Peterson has been a mason since the mid-1990s and started Peterson Masonry Design in 2002. He creates mostly custom work with artisan stone, stained glass, fossils and geodes. “I tend to think creatively about things,” Peterson says. “I’m inspired by nature, and my favorite medium is stone because it’s functional. You can build a fireplace or a whole house from stone. It’s an art form that is more than a two-dimensional expression.”
For Cyr’s project, Peterson began with a general concept based on her picture. He obtained the hand-quarried granite hearthstones from a quarry in Canada. The remaining stones were obtained through worldwide sources. “I began from the bottom,” says Peterson. “Some areas were pre-planned; others I created along the way. My goal was to make each area interesting but keep the entire structure coherent. I tried to give it a sense of motion, like it’s alive.
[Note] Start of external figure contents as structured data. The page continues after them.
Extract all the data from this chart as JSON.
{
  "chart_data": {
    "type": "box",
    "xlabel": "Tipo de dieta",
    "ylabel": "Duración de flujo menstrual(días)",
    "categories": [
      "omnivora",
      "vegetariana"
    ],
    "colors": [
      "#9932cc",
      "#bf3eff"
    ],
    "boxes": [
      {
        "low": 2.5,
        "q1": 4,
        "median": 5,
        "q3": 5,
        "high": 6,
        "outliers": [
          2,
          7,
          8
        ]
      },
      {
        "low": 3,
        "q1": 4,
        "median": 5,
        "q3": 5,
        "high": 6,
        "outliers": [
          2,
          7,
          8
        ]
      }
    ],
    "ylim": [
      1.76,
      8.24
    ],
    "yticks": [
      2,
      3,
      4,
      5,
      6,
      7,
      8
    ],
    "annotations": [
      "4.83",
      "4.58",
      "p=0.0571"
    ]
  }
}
I imagine generations being inspired by this work.”
Those distinctive points of interest include embedded crystals and candle nooks with inlaid amethyst geodes. During construction, Peterson also laid thousands of fiber-optic strands into the stone. The strands track back to an LED light box that can change and control the color, intensity and pattern of the lights. Each strand isn’t much thicker than a human hair, which means they can’t be seen unless they’re turned on—but flip the switch and they can twinkle like stars. They can even be connected to a sound system and pulse to the rhythm of music.
A mantel made from an old tree from West Virginia is supported by iron pieces twisted into whimsical branch-like shapes. Additional granite pieces provide bench seating along the windows. The outdoor aesthetic is maintained throughout the porch with a barn wood-plank floor from a Lonsdale lumber supplier, a beadboard ceiling and wainscoting along the walls.
An architect once asked Peterson if he ever builds anything simply straightforward. Peterson says, “If I stop dreaming of new and creative things to do in masonry, it will be time to do something else.”